Roles of cerebrospinal fluid metabolites in mediating the relationship between cathepsins and narcolepsy type 1: A comprehensive Mendelian randomization analysis

Abstract

Introduction

To investigate the potential causal relationship between cathepsins and Narcolepsy Type 1 (NT1), along with the mediating influence of cerebrospinal fluid metabolites.

Method

We performed a comprehensive Mendelian randomization (MR) analysis using genome-wide association studies (GWAS) data.
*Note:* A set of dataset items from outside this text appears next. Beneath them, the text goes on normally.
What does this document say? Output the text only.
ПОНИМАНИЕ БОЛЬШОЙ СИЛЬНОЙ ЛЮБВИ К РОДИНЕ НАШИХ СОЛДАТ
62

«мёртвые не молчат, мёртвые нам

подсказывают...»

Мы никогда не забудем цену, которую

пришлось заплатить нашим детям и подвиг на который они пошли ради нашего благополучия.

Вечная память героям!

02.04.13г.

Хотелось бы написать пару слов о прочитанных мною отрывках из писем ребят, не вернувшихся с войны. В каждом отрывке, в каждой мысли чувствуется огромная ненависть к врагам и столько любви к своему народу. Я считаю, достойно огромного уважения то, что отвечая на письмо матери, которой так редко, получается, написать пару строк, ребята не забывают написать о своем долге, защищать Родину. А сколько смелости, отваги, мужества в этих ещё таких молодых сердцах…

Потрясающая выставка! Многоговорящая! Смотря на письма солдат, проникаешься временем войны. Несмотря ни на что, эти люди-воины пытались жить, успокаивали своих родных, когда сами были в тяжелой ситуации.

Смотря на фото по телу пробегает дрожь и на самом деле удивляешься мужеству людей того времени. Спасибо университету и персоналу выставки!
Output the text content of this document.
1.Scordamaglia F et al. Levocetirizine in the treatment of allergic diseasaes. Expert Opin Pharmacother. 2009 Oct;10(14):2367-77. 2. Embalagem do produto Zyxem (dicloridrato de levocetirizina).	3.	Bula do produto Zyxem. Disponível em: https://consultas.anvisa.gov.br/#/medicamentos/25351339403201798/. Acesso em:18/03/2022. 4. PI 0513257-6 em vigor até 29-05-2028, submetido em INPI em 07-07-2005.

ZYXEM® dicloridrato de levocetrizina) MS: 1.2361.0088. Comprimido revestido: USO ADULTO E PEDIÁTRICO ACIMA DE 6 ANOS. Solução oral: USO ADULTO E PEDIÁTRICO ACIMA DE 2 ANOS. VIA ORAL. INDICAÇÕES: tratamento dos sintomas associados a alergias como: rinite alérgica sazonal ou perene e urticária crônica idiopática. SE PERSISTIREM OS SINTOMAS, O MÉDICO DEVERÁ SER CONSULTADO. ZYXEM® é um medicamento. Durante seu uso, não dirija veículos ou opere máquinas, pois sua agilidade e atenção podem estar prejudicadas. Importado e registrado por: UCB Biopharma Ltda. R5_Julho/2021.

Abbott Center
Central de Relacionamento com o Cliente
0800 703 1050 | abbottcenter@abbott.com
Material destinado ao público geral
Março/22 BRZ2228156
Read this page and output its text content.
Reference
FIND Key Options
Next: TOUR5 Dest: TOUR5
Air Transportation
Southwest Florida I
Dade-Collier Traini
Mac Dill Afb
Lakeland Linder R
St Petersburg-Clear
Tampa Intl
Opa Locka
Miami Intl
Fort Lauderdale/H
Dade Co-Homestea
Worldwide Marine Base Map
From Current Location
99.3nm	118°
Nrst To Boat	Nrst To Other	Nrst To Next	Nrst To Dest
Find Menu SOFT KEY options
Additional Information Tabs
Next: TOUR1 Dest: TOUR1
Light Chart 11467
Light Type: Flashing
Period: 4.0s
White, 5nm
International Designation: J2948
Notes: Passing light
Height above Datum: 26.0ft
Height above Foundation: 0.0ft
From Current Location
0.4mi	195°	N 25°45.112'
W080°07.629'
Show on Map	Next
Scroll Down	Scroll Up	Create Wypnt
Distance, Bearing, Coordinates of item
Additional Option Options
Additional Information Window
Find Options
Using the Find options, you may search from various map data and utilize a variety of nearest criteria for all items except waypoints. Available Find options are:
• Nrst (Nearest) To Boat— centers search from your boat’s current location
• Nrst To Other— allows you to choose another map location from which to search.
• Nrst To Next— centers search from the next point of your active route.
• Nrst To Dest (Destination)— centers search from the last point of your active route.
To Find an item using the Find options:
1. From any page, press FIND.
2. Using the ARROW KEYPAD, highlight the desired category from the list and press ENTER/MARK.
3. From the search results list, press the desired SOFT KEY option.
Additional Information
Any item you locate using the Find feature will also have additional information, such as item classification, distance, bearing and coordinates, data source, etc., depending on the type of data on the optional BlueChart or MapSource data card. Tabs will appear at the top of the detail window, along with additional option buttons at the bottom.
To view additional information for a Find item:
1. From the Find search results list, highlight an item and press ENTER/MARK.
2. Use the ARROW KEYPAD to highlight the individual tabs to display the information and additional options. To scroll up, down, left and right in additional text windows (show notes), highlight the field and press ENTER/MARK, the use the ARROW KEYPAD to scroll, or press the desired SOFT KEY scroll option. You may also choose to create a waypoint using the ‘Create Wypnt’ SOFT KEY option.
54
Data on nine plasma cathepsins and 338 cerebrospinal fluid metabolites were sourced from the IEU OpenGWAS database, and NT1 were obtained from the FinnGen consortium's R10 release. Univariate MR (UVMR), multivariate MR (MVMR) and gene co-localization analyses were used to explore the potential causal relationship between cathepsins and NT1. In addition, mediation analyses were performed to explore the role of cerebrospinal fluid metabolites in mediating the relationship.

Result

In UVMR study, we identified a significant positive association between genetically elevated levels of plasma cathepsin B (OR = 2.022, 95 % CI: 1.456–2.809, p < 0.01) and cathepsin F (OR = 0.676, 95 % CI: 0.473–0.966, p = 0.031) with NT1. However, in the MVMR analysis, only cathepsin B maintained a consistent effect (OR = 1.920, 95 % CI: 1.378–2.675, p < 0.001). Subsequent co-localization analysis indicated shared causal variants between cathepsin B and NT1, further highlighting the robustness of our findings. Additionally, mediation MR revealed that the association between cathepsin B and NT1 was mediated by sphingomyelin and 1-(1-alkenyl-palmitoyl1)-2-propenoyl-gpc, accounting for 2.6 % and 4.7 % of the effect, respectively.

Conclusion

Our findings suggest a probable causal relationship between increased cathepsin B levels and NT1, with the potential of cerebrospinal fluid fatty acid metabolism disorder playing a mediating role in the development of this association. This indicates the potential of cathepsin B as a promising biomarker for NT1, highlighting significant implications for the diagnosis and treatment of this condition.